• In November 2010, voters in four states (Arizona, South Carolina, South Dakota, and Utah) passed Constitutional amendments that either guarantee or require secret ballot elections when determining questions related to union representation of employees. In response, NLRB General Counsel Lafe E. Solomon wrote to each State Attorney General to advise that the newly enacted statues infringed on Section 7 rights under the NLRA, and he threatened to sue on preemption grounds. The Attorneys General jointly replied and informed General Counsel Solomon that they were prepared to defend the amendments which they believe do not interfere with the NLRA. Solomon then backed off his threat to sue asserting that there may be “a basis upon with this matter can be resolved without the necessity of costly litigation.”
  • Senators Orrin Hatch (R-Utah) and Mike Enzi (R-Wyo), along with every Republican Senator (47 in total), sent a letter to President Barack Obama calling on him to rescind the nomination of Craig Becker to the NLRB. The Republican Senators´ concern is that Becker, a former union attorney who has served on the panel since his appointment in mid-2010, has made the panel, which currently is comprised of four members, three Democrats and one Republican, more polarized. This is not the first time Becker is up for confirmation. He was first nominated by President Obama in 2009, but Republican opposition contributed to a failed cloture vote and Becker was ultimately appointed via Presidential recess appointment power to a term that will end at the end of the Senate´s 2011 session. There are five seats on the Board total, and President Obama recently nominated an NLRB lawyer, Terence F. Flynn, for the one Republican seat, which is a currently vacant seat.
  • The United Steelworkers union is organizing to oppose right-to-work laws and ballot measures that are expected to be at issue in at least 11 states this year. If passed, these laws would render union security clauses unlawful.
  • The National Mediation Board´s current rule on elections, which was changed last year, provides that a simple majority vote is all that is required for a union to prevail in a representation election in the airline and railroad industries. Representative Phil Gingrey of Georgia introduced H.R. 548 which would repeal the new rule.
  • The NMB eliminated the option of submitting a silent or blank write-in vote for representation either online or over the phone.
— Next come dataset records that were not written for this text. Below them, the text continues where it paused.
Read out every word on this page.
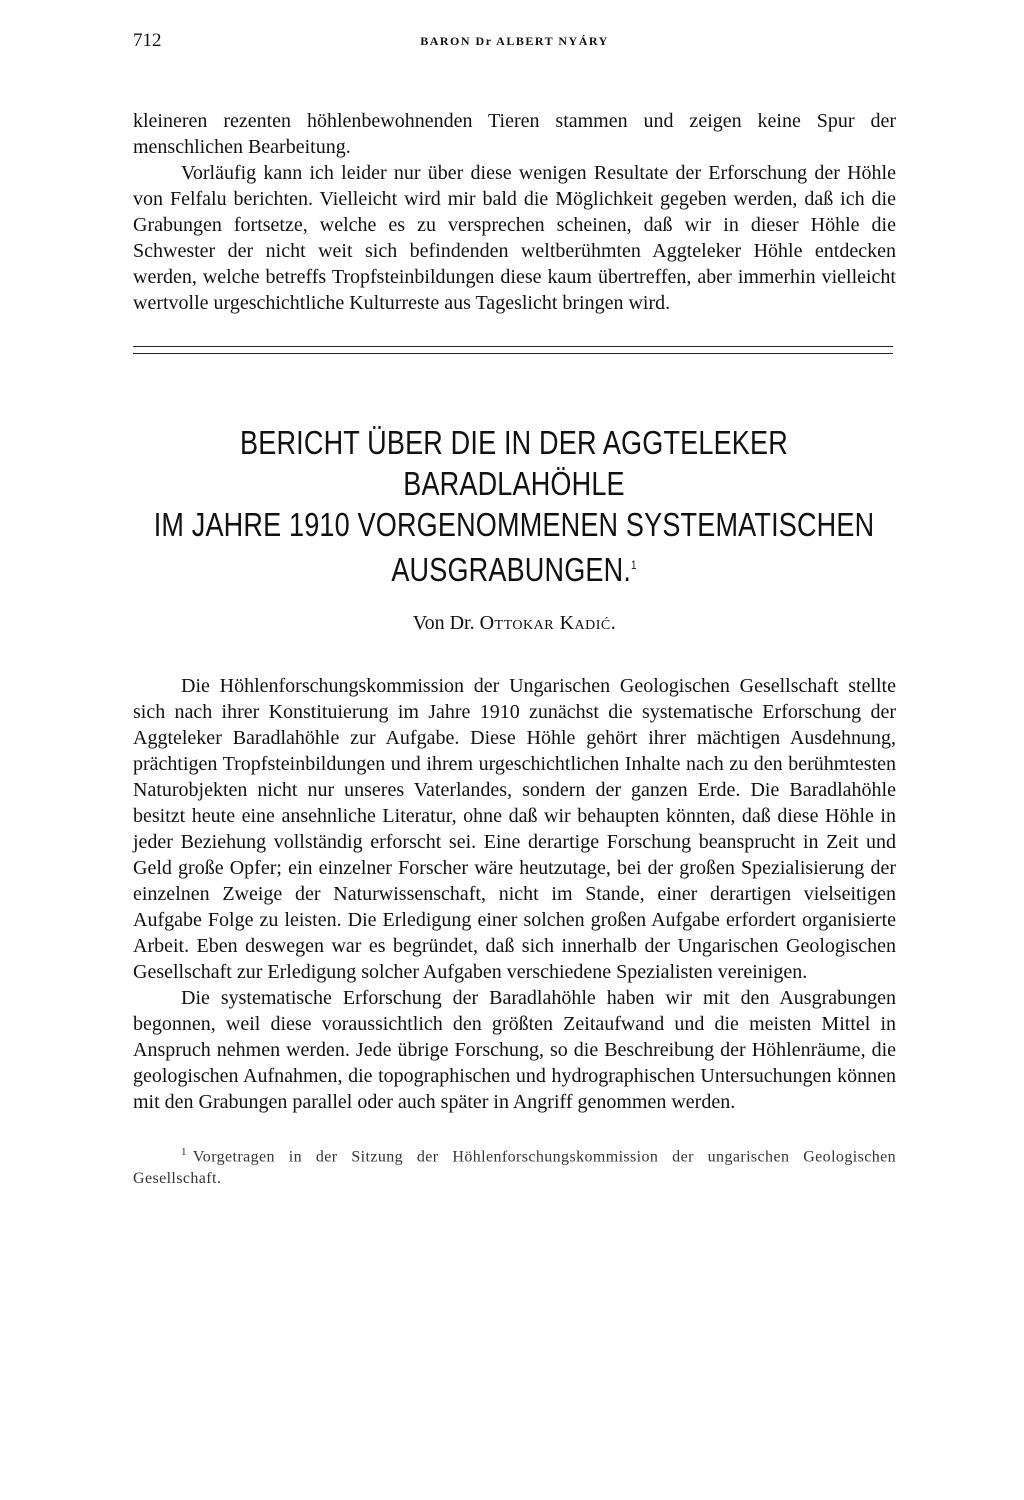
712	BARON Dr ALBERT NYÁRY

kleineren rezenten höhlenbewohnenden Tieren stammen und zeigen keine Spur der menschlichen Bearbeitung.

Vorläufig kann ich leider nur über diese wenigen Resultate der Erforschung der Höhle von Felfalu berichten. Vielleicht wird mir bald die Möglichkeit gegeben werden, daß ich die Grabungen fortsetze, welche es zu versprechen scheinen, daß wir in dieser Höhle die Schwester der nicht weit sich befindenden weltberühmten Aggteleker Höhle entdecken werden, welche betreffs Tropfsteinbildungen diese kaum übertreffen, aber immerhin vielleicht wertvolle urgeschichtliche Kulturreste aus Tageslicht bringen wird.

BERICHT ÜBER DIE IN DER AGGTELEKER BARADLAHÖHLE
IM JAHRE 1910 VORGENOMMENEN SYSTEMATISCHEN
AUSGRABUNGEN.$^1$
Von Dr. Ottokar Kadić.

Die Höhlenforschungskommission der Ungarischen Geologischen Gesellschaft stellte sich nach ihrer Konstituierung im Jahre 1910 zunächst die systematische Erforschung der Aggteleker Baradlahöhle zur Aufgabe. Diese Höhle gehört ihrer mächtigen Ausdehnung, prächtigen Tropfsteinbildungen und ihrem urgeschichtlichen Inhalte nach zu den berühmtesten Naturobjekten nicht nur unseres Vaterlandes, sondern der ganzen Erde. Die Baradlahöhle besitzt heute eine ansehnliche Literatur, ohne daß wir behaupten könnten, daß diese Höhle in jeder Beziehung vollständig erforscht sei. Eine derartige Forschung beansprucht in Zeit und Geld große Opfer; ein einzelner Forscher wäre heutzutage, bei der großen Spezialisierung der einzelnen Zweige der Naturwissenschaft, nicht im Stande, einer derartigen vielseitigen Aufgabe Folge zu leisten. Die Erledigung einer solchen großen Aufgabe erfordert organisierte Arbeit. Eben deswegen war es begründet, daß sich innerhalb der Ungarischen Geologischen Gesellschaft zur Erledigung solcher Aufgaben verschiedene Spezialisten vereinigen.

Die systematische Erforschung der Baradlahöhle haben wir mit den Ausgrabungen begonnen, weil diese voraussichtlich den größten Zeitaufwand und die meisten Mittel in Anspruch nehmen werden. Jede übrige Forschung, so die Beschreibung der Höhlenräume, die geologischen Aufnahmen, die topographischen und hydrographischen Untersuchungen können mit den Grabungen parallel oder auch später in Angriff genommen werden.

$^1$ Vorgetragen in der Sitzung der Höhlenforschungskommission der ungarischen Geologischen Gesellschaft.
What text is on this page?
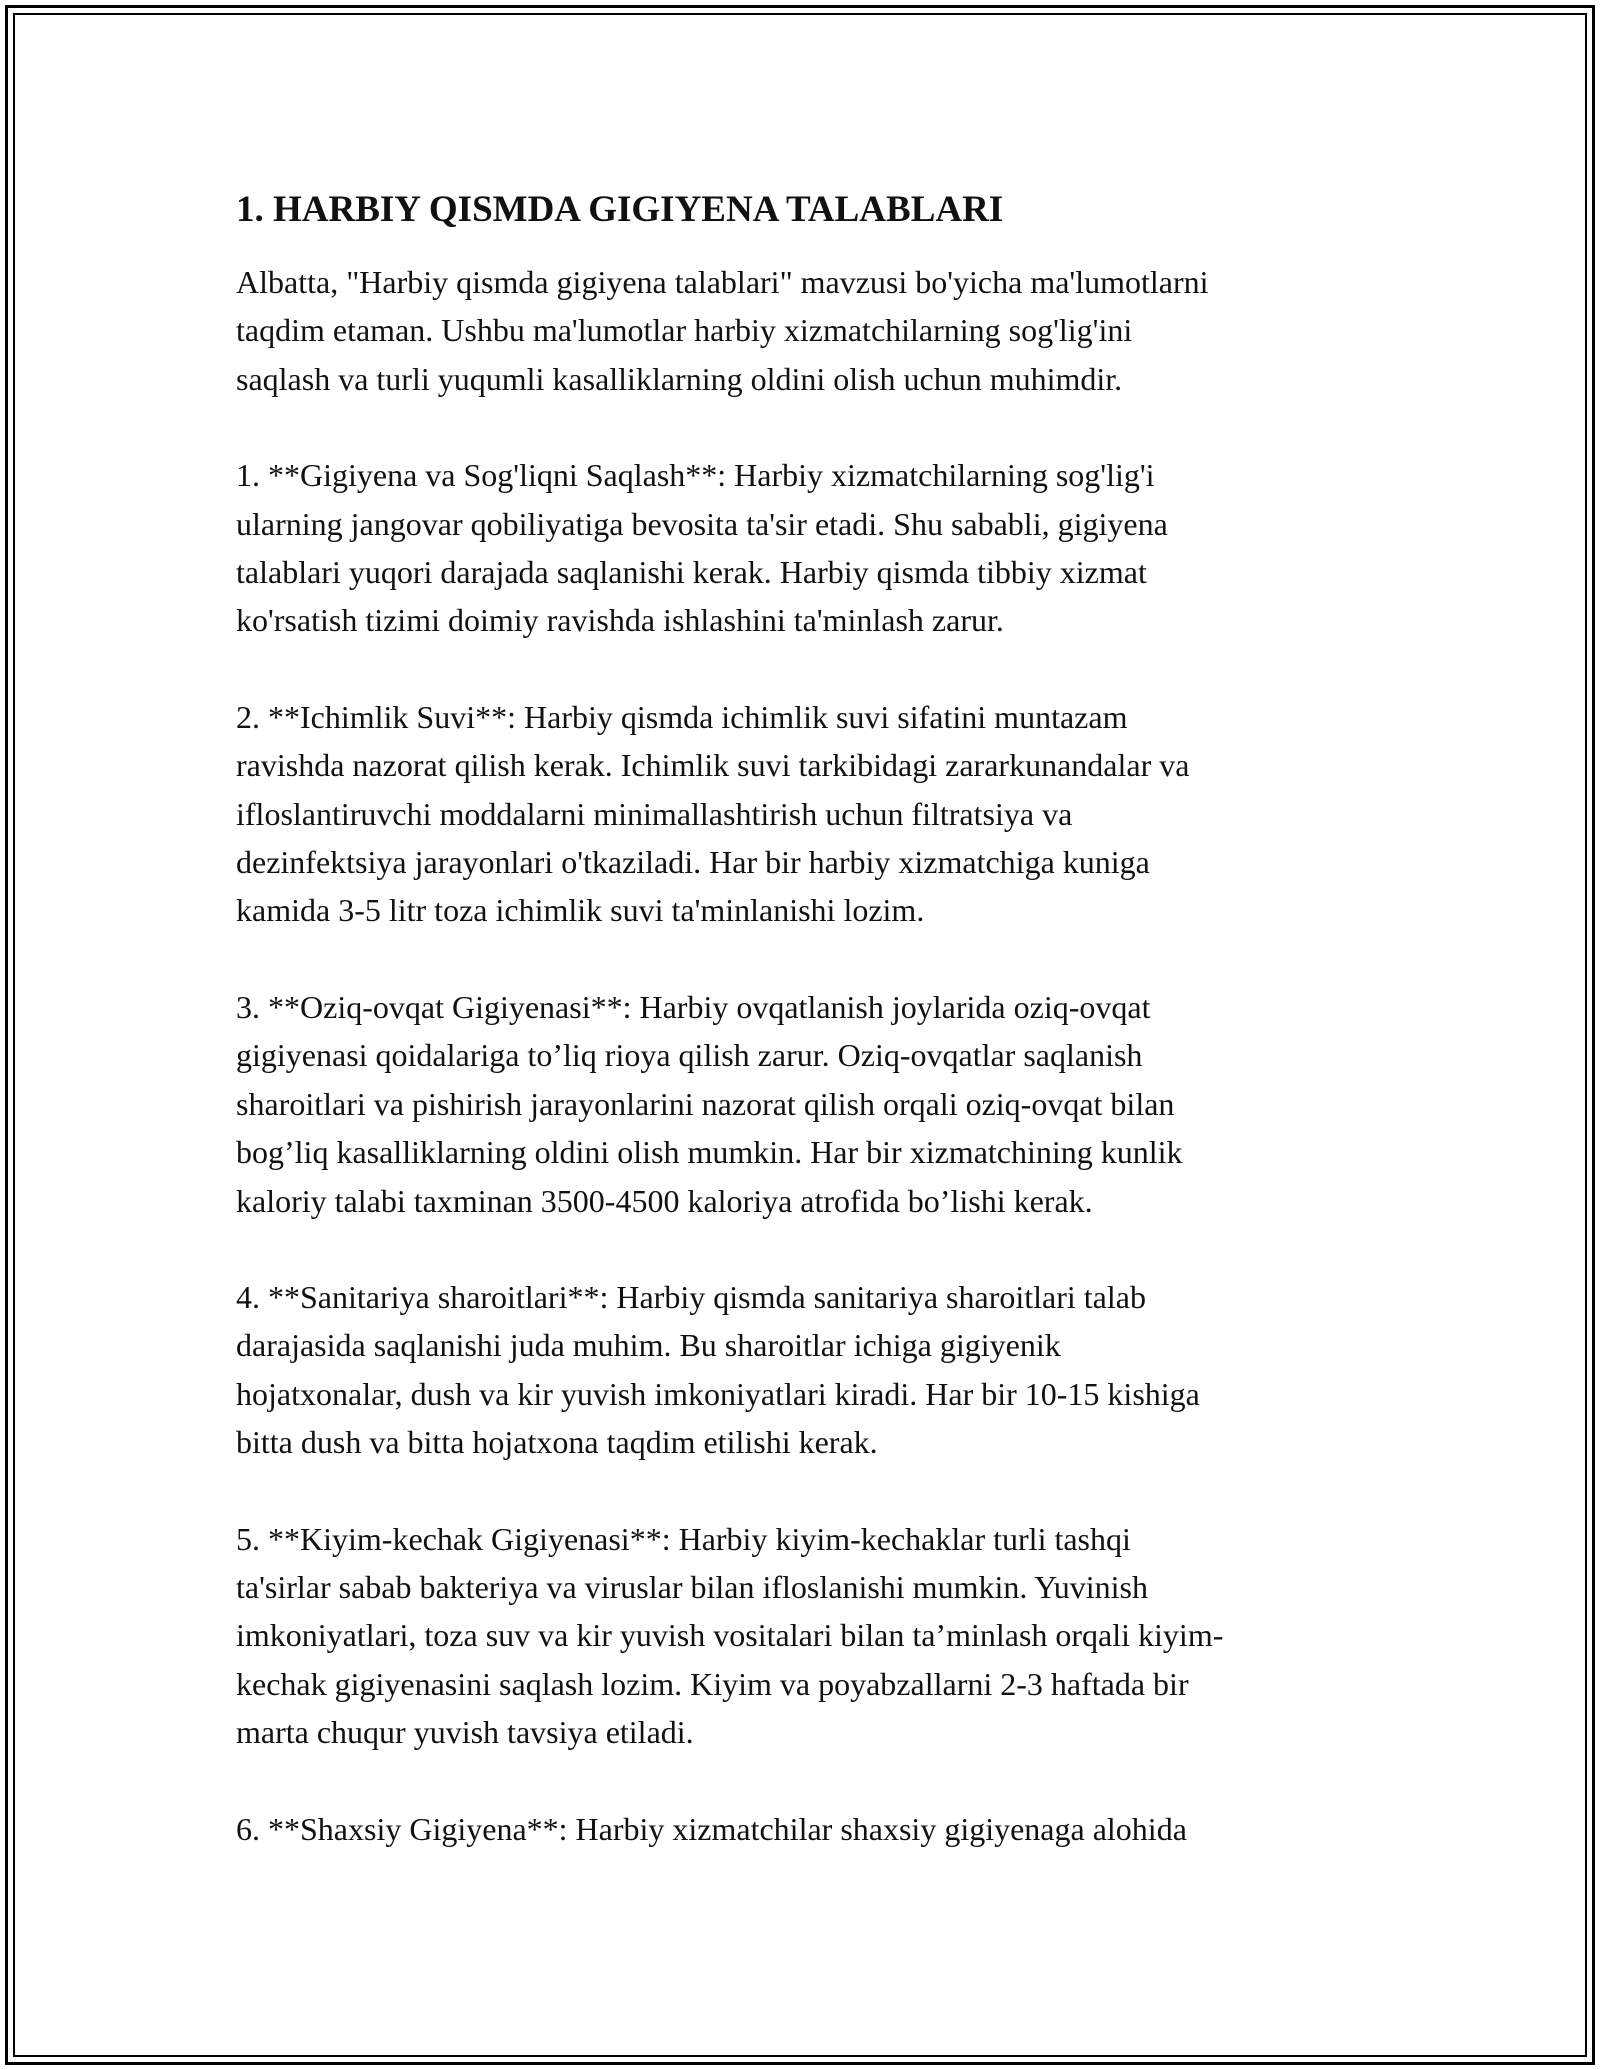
1. HARBIY QISMDA GIGIYENA TALABLARI

Albatta, "Harbiy qismda gigiyena talablari" mavzusi bo'yicha ma'lumotlarni
taqdim etaman. Ushbu ma'lumotlar harbiy xizmatchilarning sog'lig'ini
saqlash va turli yuqumli kasalliklarning oldini olish uchun muhimdir.

1. **Gigiyena va Sog'liqni Saqlash**: Harbiy xizmatchilarning sog'lig'i
ularning jangovar qobiliyatiga bevosita ta'sir etadi. Shu sababli, gigiyena
talablari yuqori darajada saqlanishi kerak. Harbiy qismda tibbiy xizmat
ko'rsatish tizimi doimiy ravishda ishlashini ta'minlash zarur.

2. **Ichimlik Suvi**: Harbiy qismda ichimlik suvi sifatini muntazam
ravishda nazorat qilish kerak. Ichimlik suvi tarkibidagi zararkunandalar va
ifloslantiruvchi moddalarni minimallashtirish uchun filtratsiya va
dezinfektsiya jarayonlari o'tkaziladi. Har bir harbiy xizmatchiga kuniga
kamida 3-5 litr toza ichimlik suvi ta'minlanishi lozim.

3. **Oziq-ovqat Gigiyenasi**: Harbiy ovqatlanish joylarida oziq-ovqat
gigiyenasi qoidalariga to’liq rioya qilish zarur. Oziq-ovqatlar saqlanish
sharoitlari va pishirish jarayonlarini nazorat qilish orqali oziq-ovqat bilan
bog’liq kasalliklarning oldini olish mumkin. Har bir xizmatchining kunlik
kaloriy talabi taxminan 3500-4500 kaloriya atrofida bo’lishi kerak.

4. **Sanitariya sharoitlari**: Harbiy qismda sanitariya sharoitlari talab
darajasida saqlanishi juda muhim. Bu sharoitlar ichiga gigiyenik
hojatxonalar, dush va kir yuvish imkoniyatlari kiradi. Har bir 10-15 kishiga
bitta dush va bitta hojatxona taqdim etilishi kerak.

5. **Kiyim-kechak Gigiyenasi**: Harbiy kiyim-kechaklar turli tashqi
ta'sirlar sabab bakteriya va viruslar bilan ifloslanishi mumkin. Yuvinish
imkoniyatlari, toza suv va kir yuvish vositalari bilan ta’minlash orqali kiyim-
kechak gigiyenasini saqlash lozim. Kiyim va poyabzallarni 2-3 haftada bir
marta chuqur yuvish tavsiya etiladi.

6. **Shaxsiy Gigiyena**: Harbiy xizmatchilar shaxsiy gigiyenaga alohida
The NMB also deleted the provision in its representation election manual that provided that if there was a tie between votes in favor of and against representation, there would be a runoff.
  • The House of Representatives conducted a hearing on “Emerging Trends at the National Labor Relations Board.” Issues discussed included the Board´s decision to overrule case precedent despite the fact that the Board does not have a full panel of five Senate-confirmed members; the Board´s recent decision allowing “bannering” at job sites; NLRB General Counsel Lafe E. Solomon´s decision to confront four States Attorneys General about recently passed Constitutional amendments which the Board believes are preempted by the NLRA and the U.S. Constitution; and the Board´s recent invitation for the filing of amicus briefs in support of pending cases. Also discussed was a proposed rule that would require employers subject to the NLRB to post a statement in the workplace which informs employees of their rights under the NLRA; a January 21 memorandum written by General Counsel Solomon which takes the position that “the board should no longer defer to an arbitral resolution unless it is shown that the statutory rights have adequately been considered by the arbitrator;” and the resource strain that Solomon´s initiative to increase the frequency of certain Section 10(j) cases might cause.
  • Representative Tom Price (R–GA) proposed that an amendment to the fiscal year 2011 budget bill providing that “none of the funds made available by this Act may be used to pay the salary and expenses of personnel to carry out and implement the National Labor Relations Act.” Proposals were also made to cut the NLRB´s budget by approximately 18 percent, or $50 million dollars. If the NLRB´s budget is cut to this degree, the agency stated that it may furlough employees for three months and otherwise curtail agency operations. Any House approved bill, though, still must gain Senate approval. President Obama has stated that he will veto such a bill if it gets to his desk.
  • If the Wisconsin legislature passes Senate Bill 11, state and local employees, with the exception of state troopers, local law enforcement, and fire safety workers, will see significant changes to their bargaining rights. As written, the legislation will limit collective bargaining to wage increases; cap increases to the amount set by the consumer price index unless public referendum approves a greater increase; limit all future contracts to one year; freeze wages until new contracts are ratified; require annual votes to maintain union certification; bar employers from collecting union dues; prevent workers from being required to pay union dues even if they are a union member; and repeal the collective bargaining rights of some state employees.
  • The Ohio Senate passed S.B. 5, which dramatically limits public workers´ ability to bargain wages and benefits and outlaws strikes by any public sector employees in Ohio. The bill goes to the Ohio House of Representatives next, which is expected to approve the bill, and Governor Kasich has announced he will sign it into law.